To so advantageous an offer, and to a man so amiable, Fanny could make no objection; especially as Agnes advised her accepting the proposal. But Fanny declared to her lover that she would not marry him, unless he would promise that Agnes and her child should, whenever they chose, have a home with her. To this condition he consented; telling Fanny he loved her the better for making it; and Agnes had soon the satisfaction of witnessing the union of this worthy couple.
But they tried in vain to persuade Agnes to take up her residence with them. She preferred living by herself. To her, solitude was a luxury; as, while the little Edward was playing on the heath with the cottager's children, Agnes delighted to brood in uninterrupted silence over the soothing hope, the fond idea, that alone stimulated her to exertion, and procured her tranquillity. All the energies of her mind and body were directed to one end; and while she kept her eye steadfastly fixed on the future, the past lost its power to torture, and the present had some portion of enjoyment.
But were not these soothing reveries sometimes disturbed by the pangs of ill-requited love? and could she, who had loved so fondly as to sacrifice to the indulgence of her passion every thing that she held most dear, rise superior to the power of tender recollection, and at once tear from her heart the image of her fascinating lover? It would be unnatural to suppose that Agnes could entirely forget the once honoured choice of her heart, and the father of her child; or that, although experience had convinced her of its unworthiness, she did not sometimes contemplate, with the sick feelings of disappointed tenderness, the idol which her imagination had decked in graces all its own.

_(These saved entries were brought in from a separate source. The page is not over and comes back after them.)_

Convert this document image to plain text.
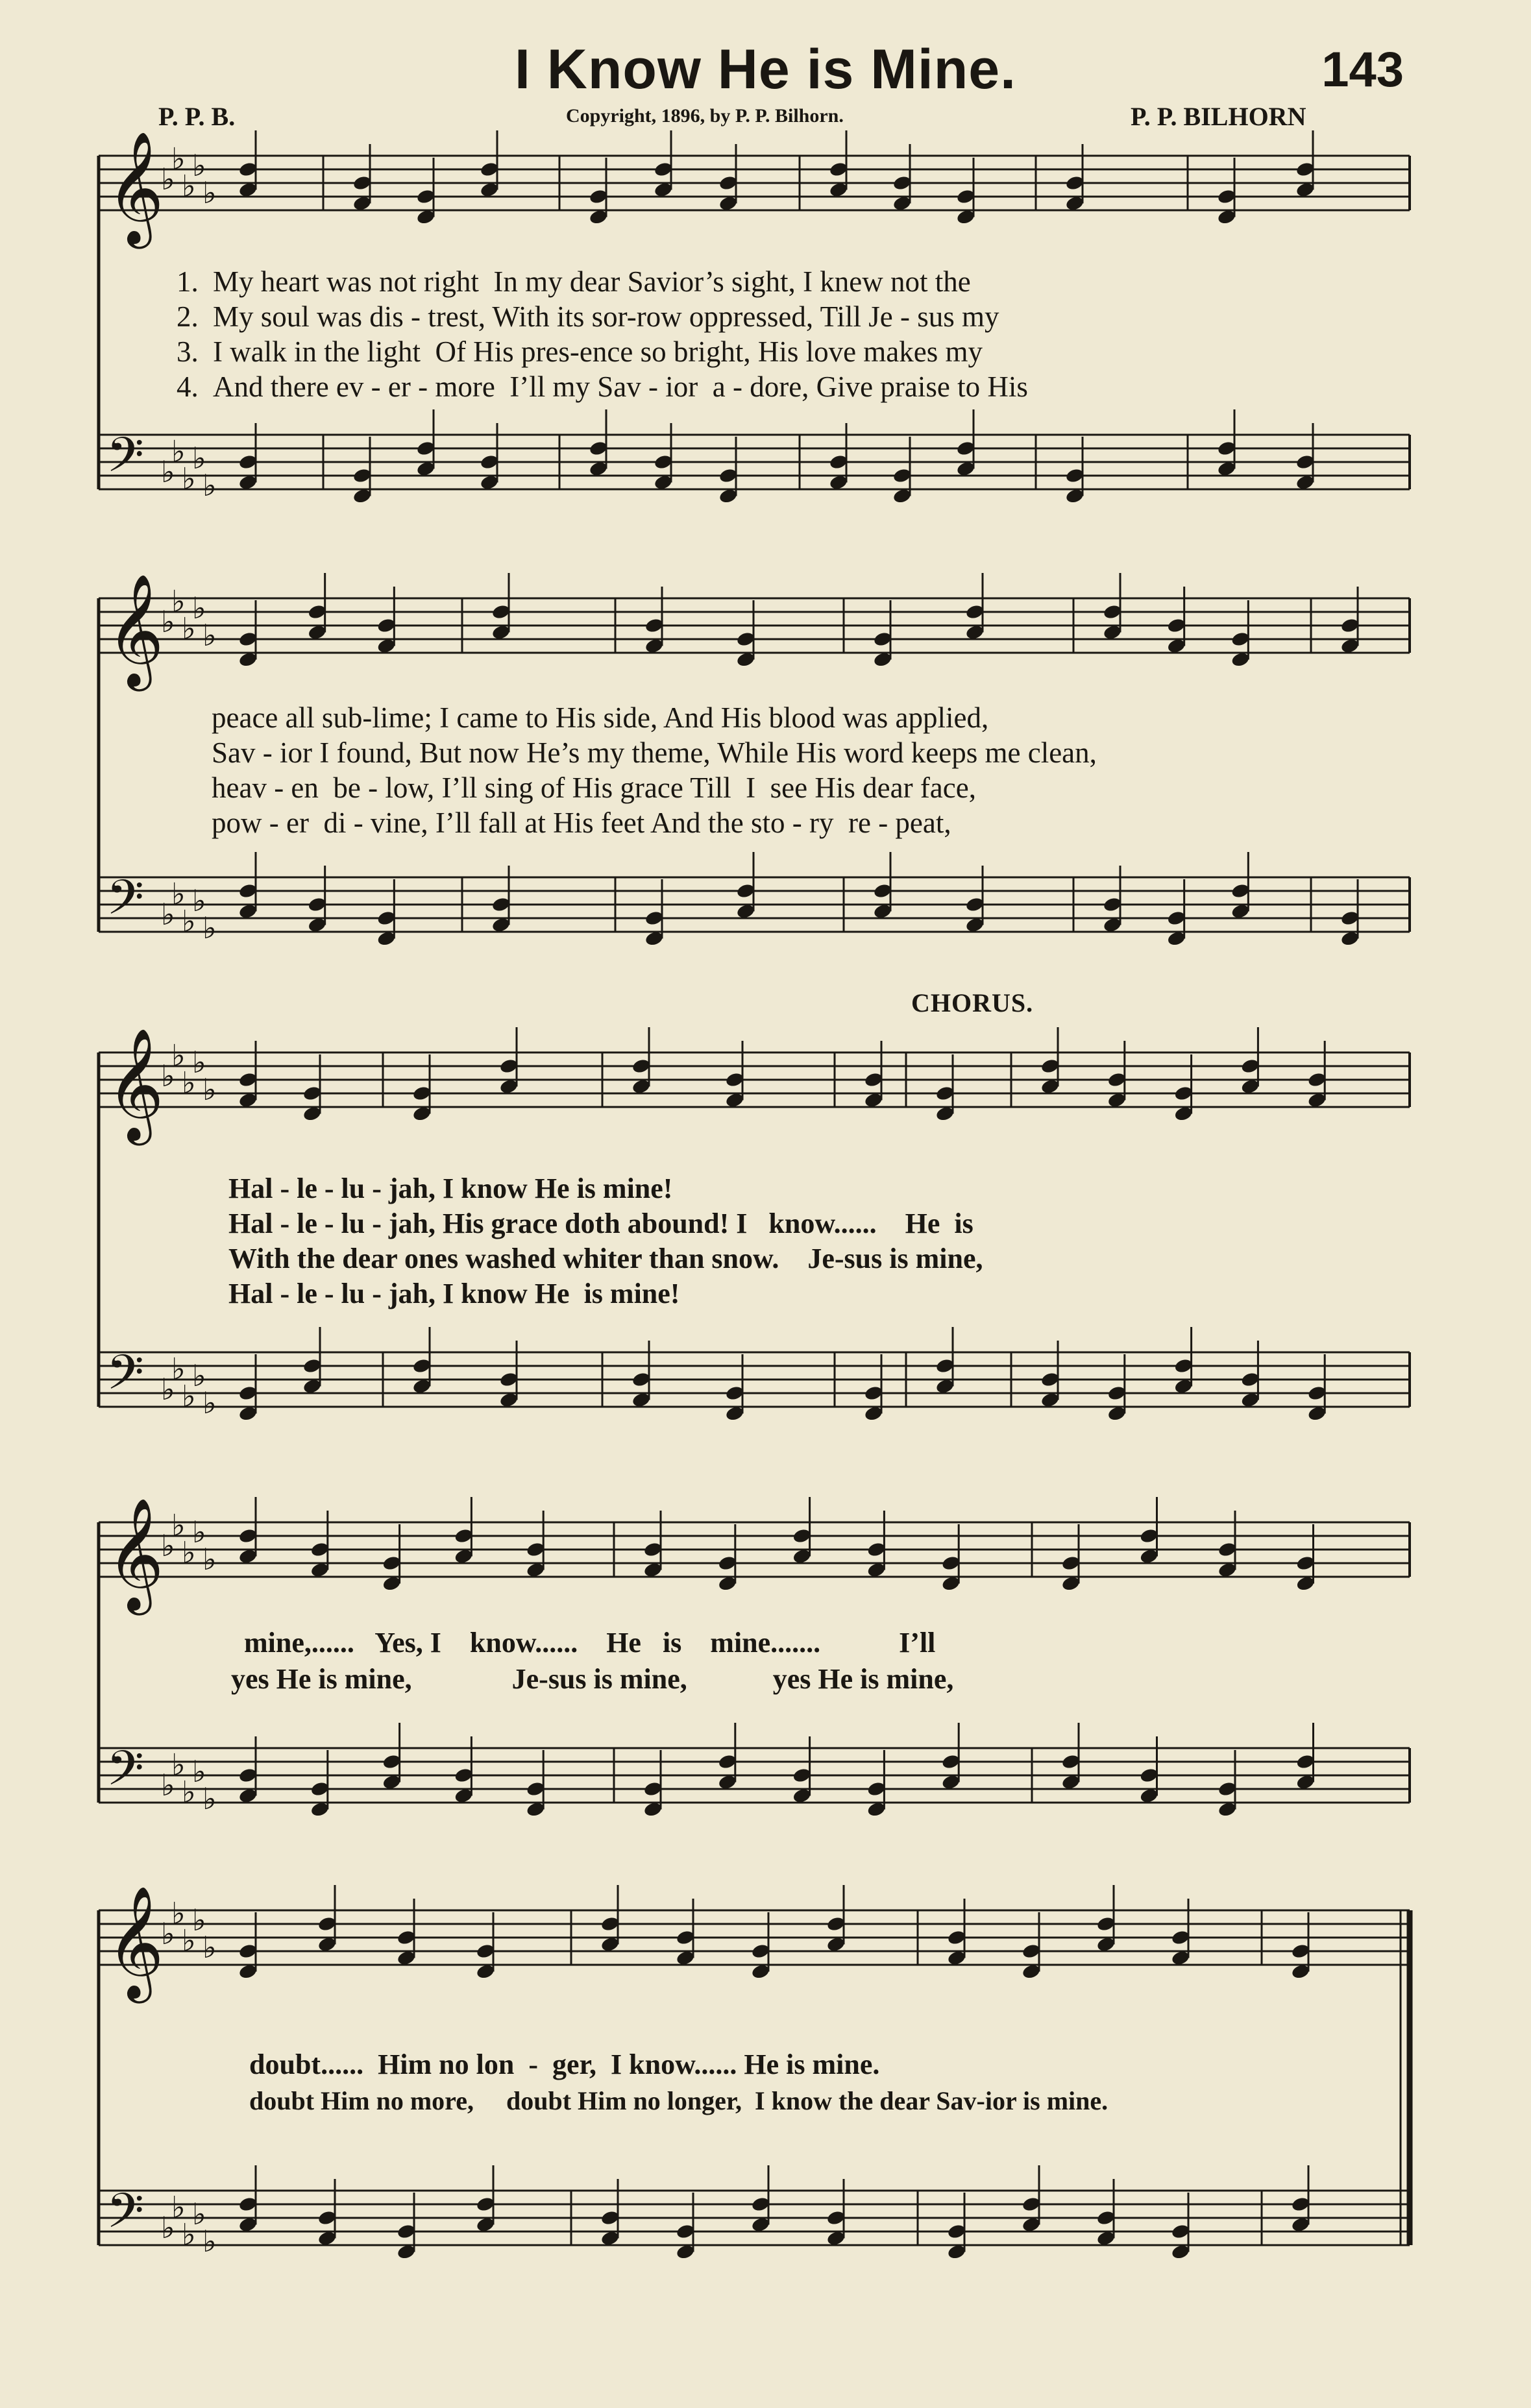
I Know He is Mine.	143
P. P. B.	Copyright, 1896, by P. P. Bilhorn.	P. P. BILHORN
CHORUS.
𝄞
♭
♭
♭
♭
♭
𝄢 ♭
♭
♭
♭
♭
𝄞
♭
♭
♭
♭
♭
𝄢 ♭
♭
♭
♭
♭
𝄞
♭
♭
♭
♭
♭
𝄢 ♭
♭
♭
♭
♭
𝄞
♭
♭
♭
♭
♭
𝄢 ♭
♭
♭
♭
♭
𝄞
♭
♭
♭
♭
♭
𝄢 ♭
♭
♭
♭
♭
1. My heart was not right  In my dear Savior’s sight, I knew not the
2. My soul was dis - trest, With its sor-row oppressed, Till Je - sus my
3. I walk in the light  Of His pres-ence so bright, His love makes my
4. And there ev - er - more  I’ll my Sav - ior  a - dore, Give praise to His
peace all sub-lime; I came to His side, And His blood was applied,
Sav - ior I found, But now He’s my theme, While His word keeps me clean,
heav - en  be - low, I’ll sing of His grace Till  I  see His dear face,
pow - er  di - vine, I’ll fall at His feet And the sto - ry  re - peat,
Hal - le - lu - jah, I know He is mine!
Hal - le - lu - jah, His grace doth abound! I   know......    He  is
With the dear ones washed whiter than snow.    Je-sus is mine,
Hal - le - lu - jah, I know He  is mine!
mine,......   Yes, I    know......    He   is    mine.......           I’ll
yes He is mine,              Je-sus is mine,            yes He is mine,
doubt......  Him no lon  -  ger,  I know...... He is mine.
doubt Him no more,     doubt Him no longer,  I know the dear Sav-ior is mine.
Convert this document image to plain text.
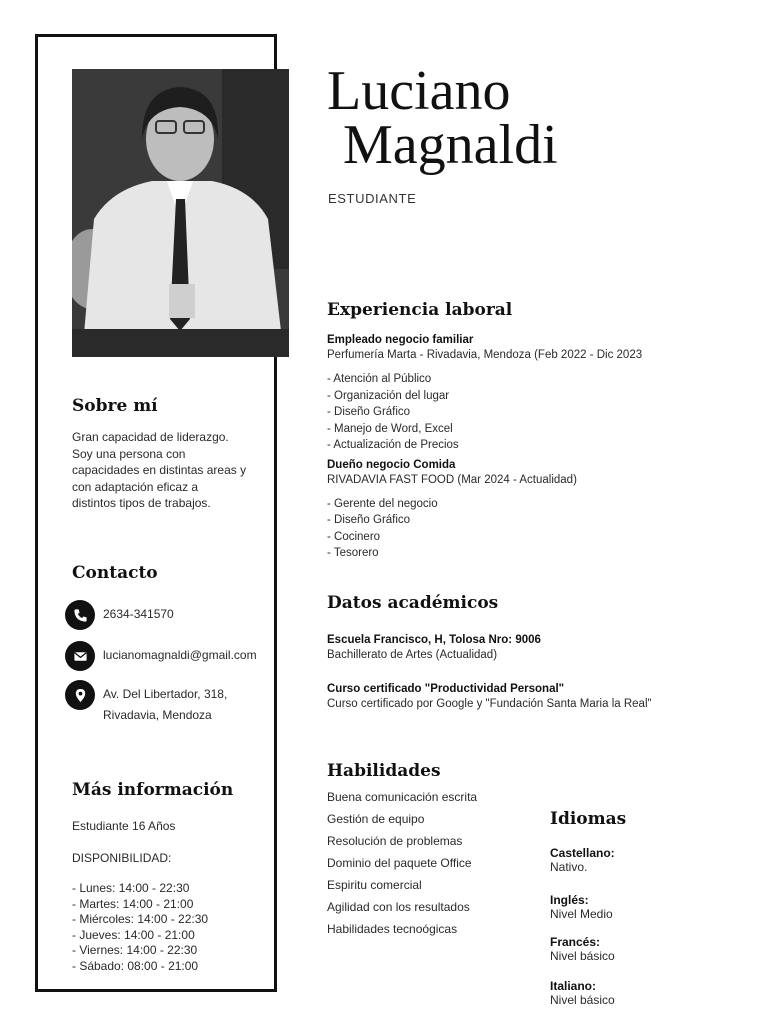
Luciano
Magnaldi
ESTUDIANTE
Sobre mí
Gran capacidad de liderazgo.
Soy una persona con
capacidades en distintas areas y
con adaptación eficaz a
distintos tipos de trabajos.
Contacto
2634-341570
lucianomagnaldi@gmail.com
Av. Del Libertador, 318,
Rivadavia, Mendoza
Más información
Estudiante 16 Años
DISPONIBILIDAD:
- Lunes: 14:00 - 22:30
- Martes: 14:00 - 21:00
- Miércoles: 14:00 - 22:30
- Jueves: 14:00 - 21:00
- Viernes: 14:00 - 22:30
- Sábado: 08:00 - 21:00
Experiencia laboral
Empleado negocio familiar
Perfumería Marta - Rivadavia, Mendoza (Feb 2022 - Dic 2023
- Atención al Público
- Organización del lugar
- Diseño Gráfico
- Manejo de Word, Excel
- Actualización de Precios
Dueño negocio Comida
RIVADAVIA FAST FOOD (Mar 2024 - Actualidad)
- Gerente del negocio
- Diseño Gráfico
- Cocinero
- Tesorero
Datos académicos
Escuela Francisco, H, Tolosa Nro: 9006
Bachillerato de Artes (Actualidad)
Curso certificado "Productividad Personal"
Curso certificado por Google y "Fundación Santa Maria la Real"
Habilidades
Buena comunicación escrita
Gestión de equipo
Resolución de problemas
Dominio del paquete Office
Espiritu comercial
Agilidad con los resultados
Habilidades tecnoógicas
Idiomas
Castellano:
Nativo.
Inglés:
Nivel Medio
Francés:
Nivel básico
Italiano:
Nivel básico
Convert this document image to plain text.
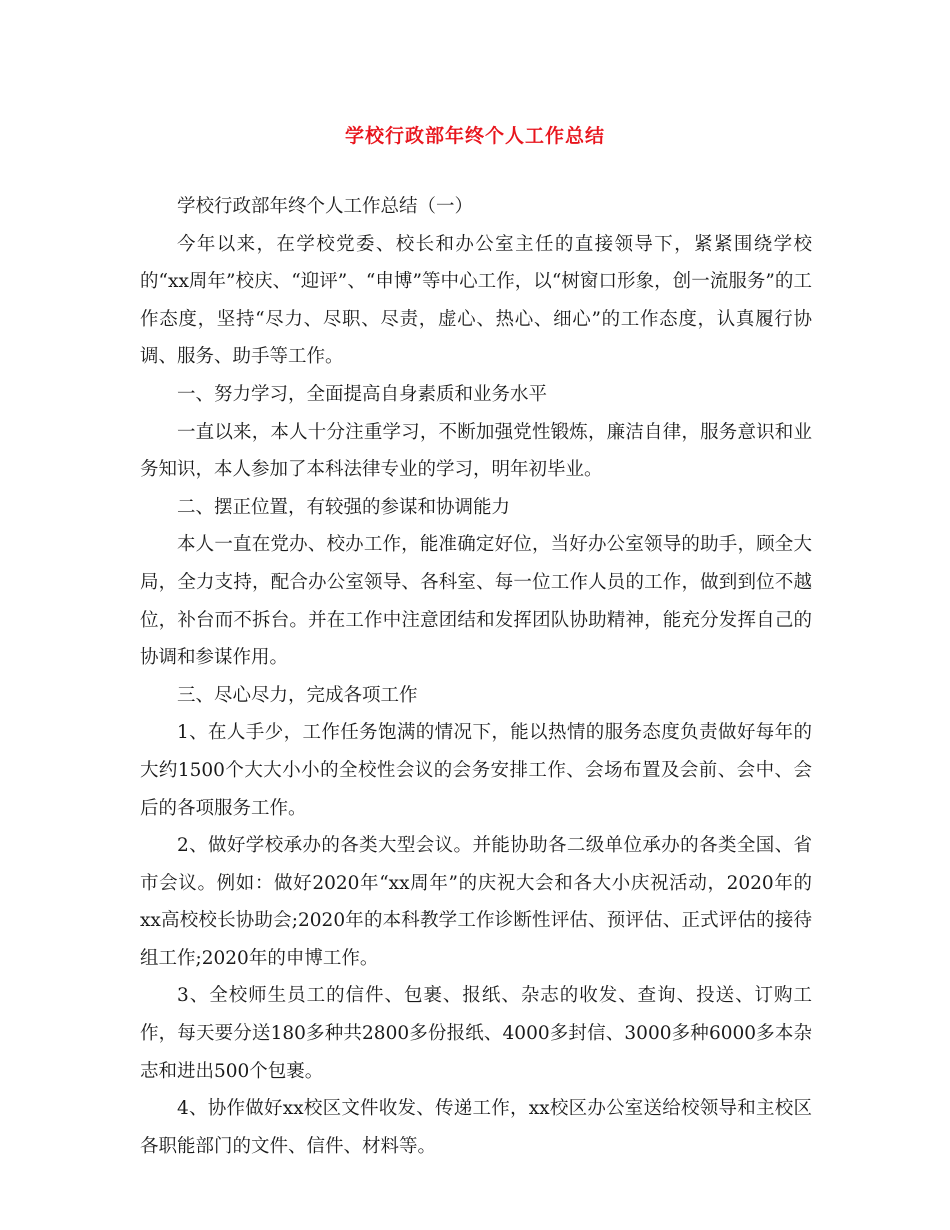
学校行政部年终个人工作总结

学校行政部年终个人工作总结（一）

今年以来，在学校党委、校长和办公室主任的直接领导下，紧紧围绕学校的“xx周年”校庆、“迎评”、“申博”等中心工作，以“树窗口形象，创一流服务”的工作态度，坚持“尽力、尽职、尽责，虚心、热心、细心”的工作态度，认真履行协调、服务、助手等工作。

一、努力学习，全面提高自身素质和业务水平

一直以来，本人十分注重学习，不断加强党性锻炼，廉洁自律，服务意识和业务知识，本人参加了本科法律专业的学习，明年初毕业。

二、摆正位置，有较强的参谋和协调能力

本人一直在党办、校办工作，能准确定好位，当好办公室领导的助手，顾全大局，全力支持，配合办公室领导、各科室、每一位工作人员的工作，做到到位不越位，补台而不拆台。并在工作中注意团结和发挥团队协助精神，能充分发挥自己的协调和参谋作用。

三、尽心尽力，完成各项工作

1、在人手少，工作任务饱满的情况下，能以热情的服务态度负责做好每年的大约1500个大大小小的全校性会议的会务安排工作、会场布置及会前、会中、会后的各项服务工作。

2、做好学校承办的各类大型会议。并能协助各二级单位承办的各类全国、省市会议。例如：做好2020年“xx周年”的庆祝大会和各大小庆祝活动，2020年的xx高校校长协助会;2020年的本科教学工作诊断性评估、预评估、正式评估的接待组工作;2020年的申博工作。

3、全校师生员工的信件、包裹、报纸、杂志的收发、查询、投送、订购工作，每天要分送180多种共2800多份报纸、4000多封信、3000多种6000多本杂志和进出500个包裹。

4、协作做好xx校区文件收发、传递工作，xx校区办公室送给校领导和主校区各职能部门的文件、信件、材料等。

But these remembrances were rare. She oftener beheld him as he appeared before the tribunal of her reason—a cold, selfish, profligate, hypocritical deceiver, as the unfeeling destroyer of her hopes and happiness, and as one who, as she had learned from his own lips, when he most invited confidence, was the most determined to betray. She saw him also as a wretch so devoid of the common feelings of nature and humanity, that, though she left her apartments in London in the dead of night, and in the depth of a severe winter, an almost helpless child in her arms, and no visible protector near, he had never made a single inquiry concerning her fate, or that of his offspring.
At times the sensations of Agnes bordered on phrensy, when in this heartless, unnatural wretch she beheld the being for whom she had resigned the matchless comforts of her home, and destroyed the happiness and reason of her father. At these moments, and these only, she used to rush wildly forth in search of company, that she might escape from herself: but more frequently she directed her steps to the abode of the poor; to those who, in her happier hours, had been supported by her bounty, and who now were eager to meet her in her walks, to repay her past benefactions by a "God bless you, lady!" uttered in a tone of respectful pity.